Dikatakannya, salahsatu cara memperbaiki ganguan tumbuh kembang anak dengan cara 1000 hari pertama kehidupan yaitu dengan pemberian ASI selama dua tahun.
“Pentingnya air susu ibu juga sangatlah penting dalam pencegahan stunting karena ASI merupakan makanan satu-satunya untuk memenuhi nutrisi bayi,” katanya.
Diera digital sekarang ini lanjut Rizal Martua segala sesuatunya telah menggunakan teknologi.

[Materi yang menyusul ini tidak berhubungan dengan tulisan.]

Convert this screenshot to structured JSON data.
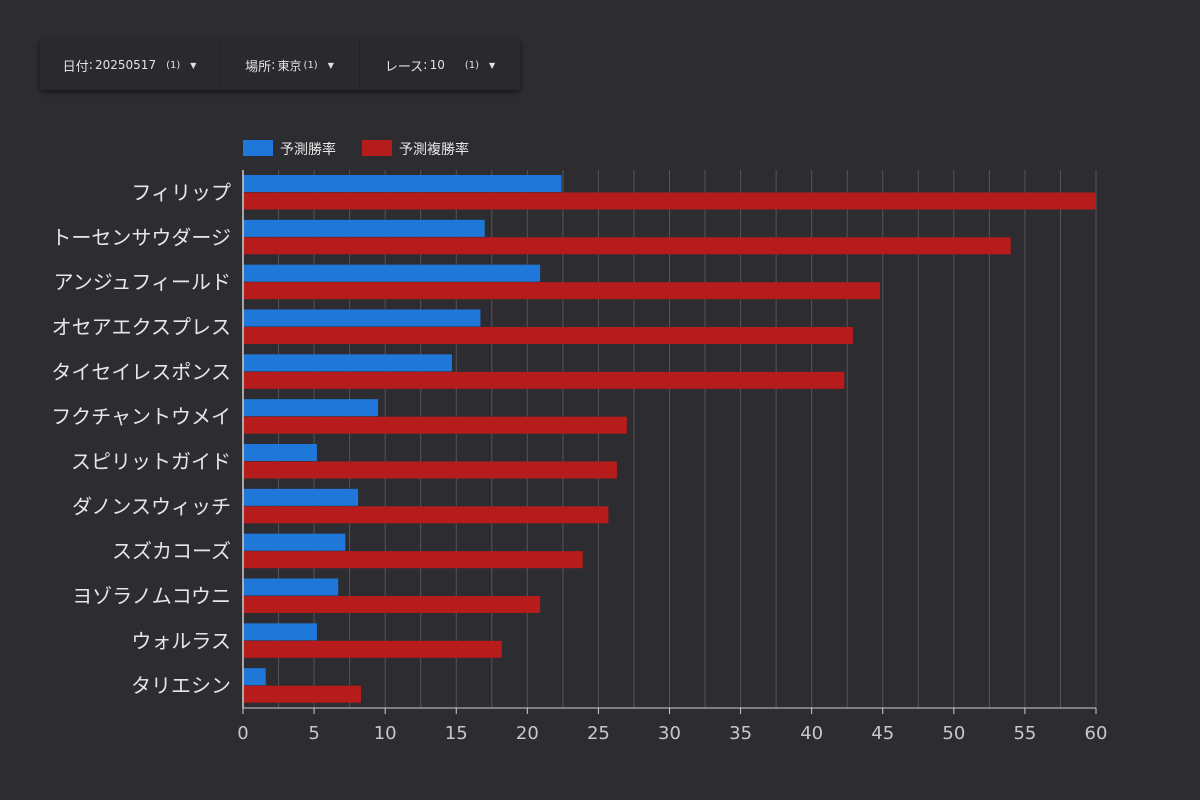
{
  "filters": [
    {
      "label": "日付",
      "value": "20250517",
      "count": "(1)"
    },
    {
      "label": "場所",
      "value": "東京",
      "count": "(1)"
    },
    {
      "label": "レース",
      "value": "10",
      "count": "(1)"
    }
  ],
  "colors": {
    "win": "#1f78d9",
    "place": "#b71c1c",
    "grid": "#55545a",
    "axis": "#cfcfcf",
    "text": "#e6e6e6"
  },
  "chart_data": {
    "type": "bar",
    "orientation": "horizontal",
    "categories": [
      "フィリップ",
      "トーセンサウダージ",
      "アンジュフィールド",
      "オセアエクスプレス",
      "タイセイレスポンス",
      "フクチャントウメイ",
      "スピリットガイド",
      "ダノンスウィッチ",
      "スズカコーズ",
      "ヨゾラノムコウニ",
      "ウォルラス",
      "タリエシン"
    ],
    "series": [
      {
        "name": "予測勝率",
        "values": [
          22.4,
          17.0,
          20.9,
          16.7,
          14.7,
          9.5,
          5.2,
          8.1,
          7.2,
          6.7,
          5.2,
          1.6
        ]
      },
      {
        "name": "予測複勝率",
        "values": [
          60.0,
          54.0,
          44.8,
          42.9,
          42.3,
          27.0,
          26.3,
          25.7,
          23.9,
          20.9,
          18.2,
          8.3
        ]
      }
    ],
    "xlim": [
      0,
      60
    ],
    "xticks": [
      0,
      5,
      10,
      15,
      20,
      25,
      30,
      35,
      40,
      45,
      50,
      55,
      60
    ],
    "legend_position": "top-left",
    "grid": true
  }
}
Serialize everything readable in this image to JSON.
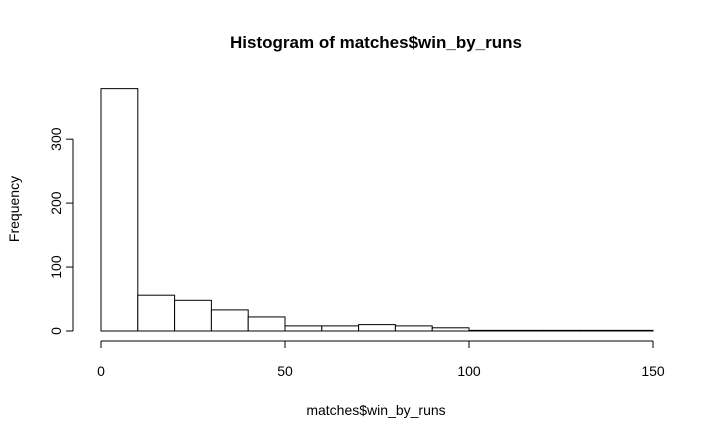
{
  "chart_data": {
    "type": "bar",
    "title": "Histogram of matches$win_by_runs",
    "xlabel": "matches$win_by_runs",
    "ylabel": "Frequency",
    "bins": [
      {
        "from": 0,
        "to": 10,
        "count": 379
      },
      {
        "from": 10,
        "to": 20,
        "count": 56
      },
      {
        "from": 20,
        "to": 30,
        "count": 48
      },
      {
        "from": 30,
        "to": 40,
        "count": 33
      },
      {
        "from": 40,
        "to": 50,
        "count": 22
      },
      {
        "from": 50,
        "to": 60,
        "count": 8
      },
      {
        "from": 60,
        "to": 70,
        "count": 8
      },
      {
        "from": 70,
        "to": 80,
        "count": 10
      },
      {
        "from": 80,
        "to": 90,
        "count": 8
      },
      {
        "from": 90,
        "to": 100,
        "count": 5
      },
      {
        "from": 100,
        "to": 110,
        "count": 1
      },
      {
        "from": 110,
        "to": 120,
        "count": 1
      },
      {
        "from": 120,
        "to": 130,
        "count": 1
      },
      {
        "from": 130,
        "to": 140,
        "count": 1
      },
      {
        "from": 140,
        "to": 150,
        "count": 1
      }
    ],
    "xlim": [
      0,
      150
    ],
    "ylim": [
      0,
      380
    ],
    "x_ticks": [
      0,
      50,
      100,
      150
    ],
    "x_tick_labels": [
      "0",
      "50",
      "100",
      "150"
    ],
    "y_ticks": [
      0,
      100,
      200,
      300
    ],
    "y_tick_labels": [
      "0",
      "100",
      "200",
      "300"
    ],
    "grid": false,
    "bar_fill": "#ffffff",
    "bar_stroke": "#000000"
  }
}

Oleh karena itu, dalam upaya penurunan angka stunting BKKBN memanfaatkan teknologi dengan menciptakan Aplikasi Elsimil yaitu Elektronik, Siap Nikah Siap Hamil.
“Aplikasi ini bertujuan untuk menjangkau para calon pengantin. Dengan Aplikasi Elmisil dapat menjadi media edukasi tentang kesiapan menikah dan hamil dan untuk pencegahan bayi lahir stunting baru,” katanya.
Pihak BKKBN Buton juga telah menjalin kerjasama dengan Kantor Urusan Agama (KUA) untuk mendata para calon pengantin.
Turut hadir pada kegiatan tersebut Sekretaris Daerah Kabupaten Buton, Asnawi Jamaluddin SPd MSi, Deputi Bidang Pelatihan Penelitian dan Pengembangan BKKBN RI, Prof drh Muhammad Rizal Martua Damanik SM Repse Pdh, Kepala Perwakilan Sulawesi Tenggara Drs Asmar MSi, Koordinator Bidang Keluarga Berencana dan Kesehatan Reproduksi BKKBN Sultra d. Fitriani Abu Kasim MKes, Para Kepala OPD Lingkup Pemda Buton, serta Para Kader PKK, Bidan, Penyuluh se- Kabupaten Buton.